Rhavas looked around for the fellow who'd had the courage to proclaim his allegiance to Skotos. He didn't see him. Either the man had already escaped or the orthodox had brought him down. Whichever was true, Rhavas had to get away himself if he could.
It wasn't easy. With his blue robe and his shaved head, he was a target for all of Phos' followers in the tavern. He picked up a stool and swung it like a scythe, clearing a path to the doorway.
"What sort of madness is going on in there?" A crowd had already gathered outside the tavern, too, drawn by the fearful, fearsome racket inside.
"It is a riot of sinners and misbelievers," Rhavas answered. And if the crowd out there judged who misbelieved differently from the way he judged, he did not intend to make any detailed commentary.
A man in a torn tunic staggered out of the tavern door after Rhavas and aimed an index finger at him as if it were an arrow. "There's the heretic!" the man cried.
"Liar!" Rhavas shouted, and threw the stool in the man's face. With a groan, the fellow crumpled. Rhavas nodded to the men and women on the street. "You see how it is?"
"The nerve of that rogue, to call a priest a heretic!" a woman exclaimed.

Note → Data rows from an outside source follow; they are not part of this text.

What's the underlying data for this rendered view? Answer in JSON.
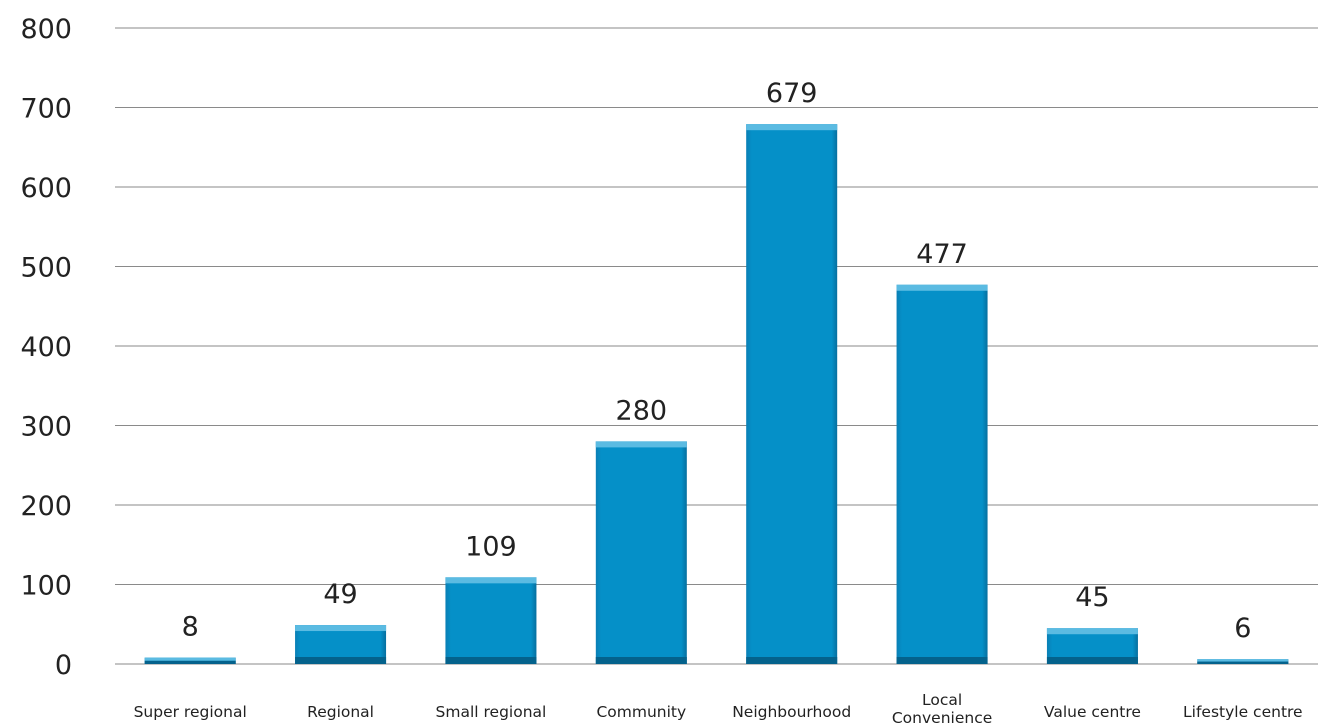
{
  "chart_data": {
    "type": "bar",
    "categories": [
      "Super regional",
      "Regional",
      "Small regional",
      "Community",
      "Neighbourhood",
      "Local Convenience",
      "Value centre",
      "Lifestyle centre"
    ],
    "category_lines": [
      [
        "Super regional"
      ],
      [
        "Regional"
      ],
      [
        "Small regional"
      ],
      [
        "Community"
      ],
      [
        "Neighbourhood"
      ],
      [
        "Local",
        "Convenience"
      ],
      [
        "Value centre"
      ],
      [
        "Lifestyle centre"
      ]
    ],
    "values": [
      8,
      49,
      109,
      280,
      679,
      477,
      45,
      6
    ],
    "data_labels": [
      "8",
      "49",
      "109",
      "280",
      "679",
      "477",
      "45",
      "6"
    ],
    "yticks": [
      "0",
      "100",
      "200",
      "300",
      "400",
      "500",
      "600",
      "700",
      "800"
    ],
    "ylim": [
      0,
      800
    ],
    "grid": true,
    "legend": "none",
    "bar_color": "#0590c8",
    "bar_top_color": "#5bbbe2",
    "bar_bottom_color": "#04628c",
    "grid_color": "#8a8a8a"
  }
}
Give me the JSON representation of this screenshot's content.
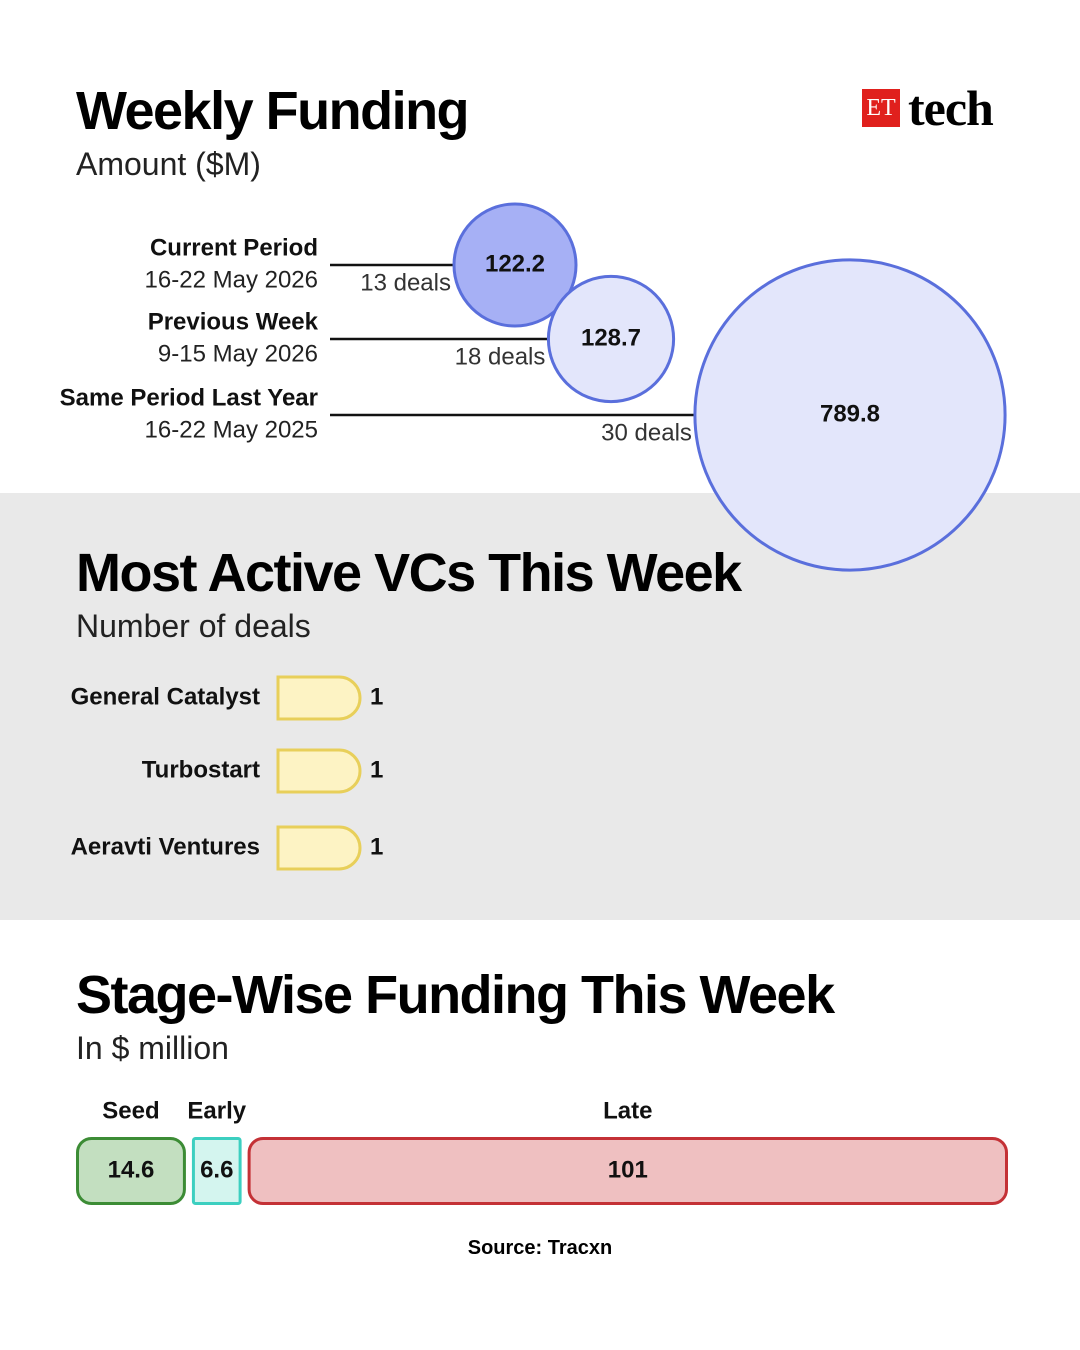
{
  "header": {
    "logo_et": "ET",
    "logo_tech": "tech"
  },
  "sections": {
    "weekly": {
      "title": "Weekly Funding",
      "subtitle": "Amount ($M)"
    },
    "vcs": {
      "title": "Most Active VCs This Week",
      "subtitle": "Number of deals"
    },
    "stage": {
      "title": "Stage-Wise Funding This Week",
      "subtitle": "In $ million"
    }
  },
  "source": "Source: Tracxn",
  "colors": {
    "bubble_current_fill": "#a6b0f5",
    "bubble_other_fill": "#e3e6fb",
    "bubble_stroke": "#5a6fdc",
    "vc_bar_fill": "#fdf3c4",
    "vc_bar_stroke": "#e8cf5a",
    "seed_fill": "#c3dfc0",
    "seed_stroke": "#3c8c35",
    "early_fill": "#d4f5ef",
    "early_stroke": "#3ccfc0",
    "late_fill": "#efc0c1",
    "late_stroke": "#c43136"
  },
  "chart_data": [
    {
      "type": "bubble",
      "periods": [
        {
          "label": "Current Period",
          "dates": "16-22 May 2026",
          "value": 122.2,
          "value_label": "122.2",
          "deals_label": "13 deals",
          "highlight": true
        },
        {
          "label": "Previous Week",
          "dates": "9-15 May 2026",
          "value": 128.7,
          "value_label": "128.7",
          "deals_label": "18 deals",
          "highlight": false
        },
        {
          "label": "Same Period Last Year",
          "dates": "16-22 May 2025",
          "value": 789.8,
          "value_label": "789.8",
          "deals_label": "30 deals",
          "highlight": false
        }
      ]
    },
    {
      "type": "bar",
      "categories": [
        "General Catalyst",
        "Turbostart",
        "Aeravti Ventures"
      ],
      "values": [
        1,
        1,
        1
      ],
      "value_labels": [
        "1",
        "1",
        "1"
      ]
    },
    {
      "type": "stacked-bar",
      "categories": [
        "Seed",
        "Early",
        "Late"
      ],
      "values": [
        14.6,
        6.6,
        101
      ],
      "value_labels": [
        "14.6",
        "6.6",
        "101"
      ]
    }
  ]
}
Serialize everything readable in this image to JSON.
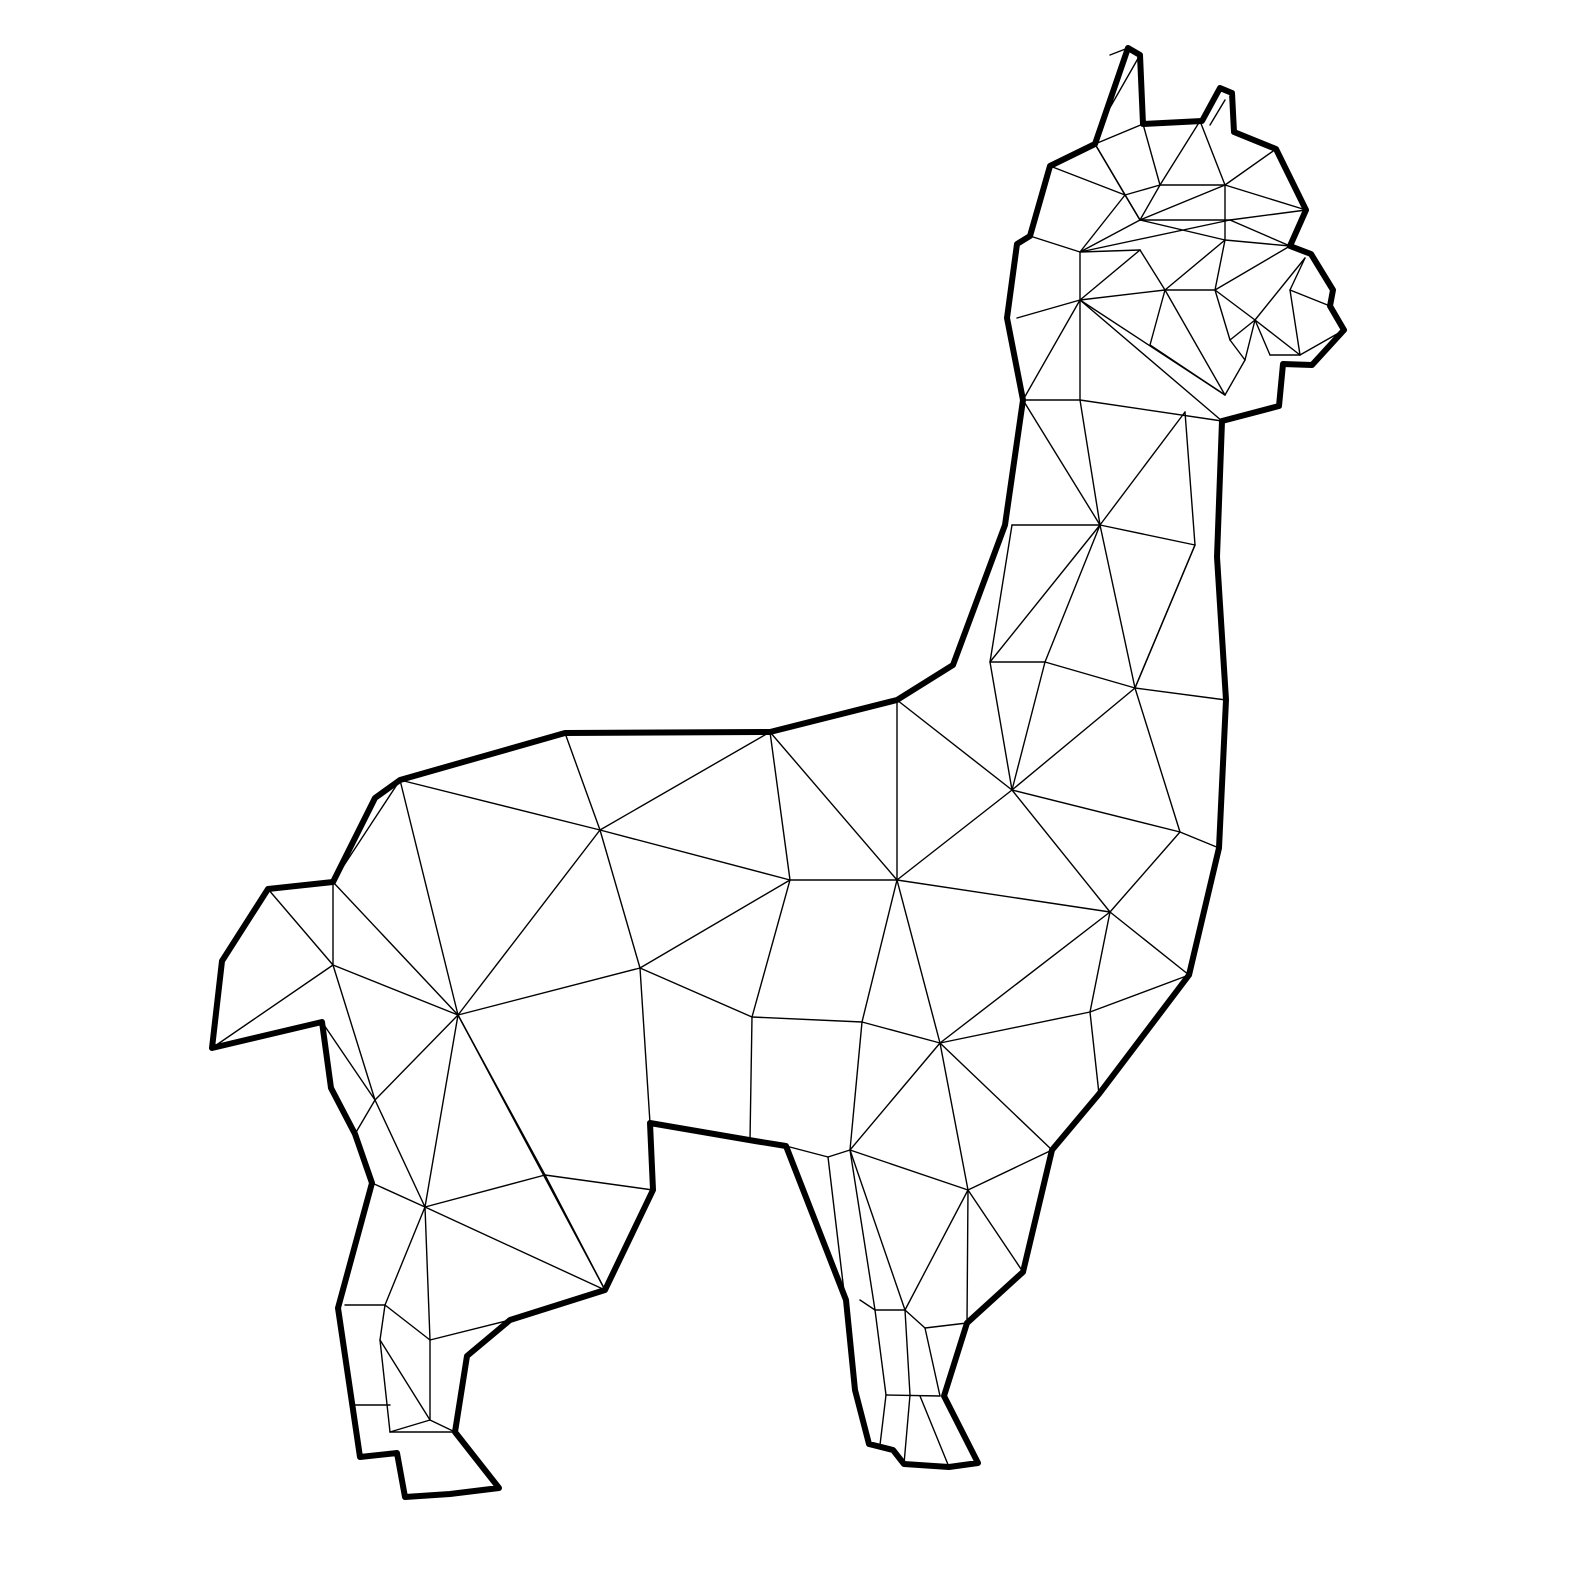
{
  "artwork": {
    "subject_icon": "llama-icon",
    "style": "low-poly line art",
    "colors": {
      "background": "#ffffff",
      "line": "#000000"
    }
  }
}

Heads bobbed up and down, there in the crowd.
Another man, this one with blood running down his face from a cut over his left eye, lurched out of the taproom. He could still see out of his right eye, and glared at Rhavas. "Skotos-lover!" he screamed.
"To the ice with you!" That wasn't Rhavas—it was one of the men in the crowd. He ran forward and punched the bleeding man in the face. The fellow with the cut on his forehead was made of stern stuff. He grappled with his new opponent, threw him down, and kicked him in the ribs.
Two other men from the street tackled the bleeding man, stretched him out in the dirt, and started kicking him. Someone else came out of the tavern and tried to rescue his friend. That really started the brawl in the street.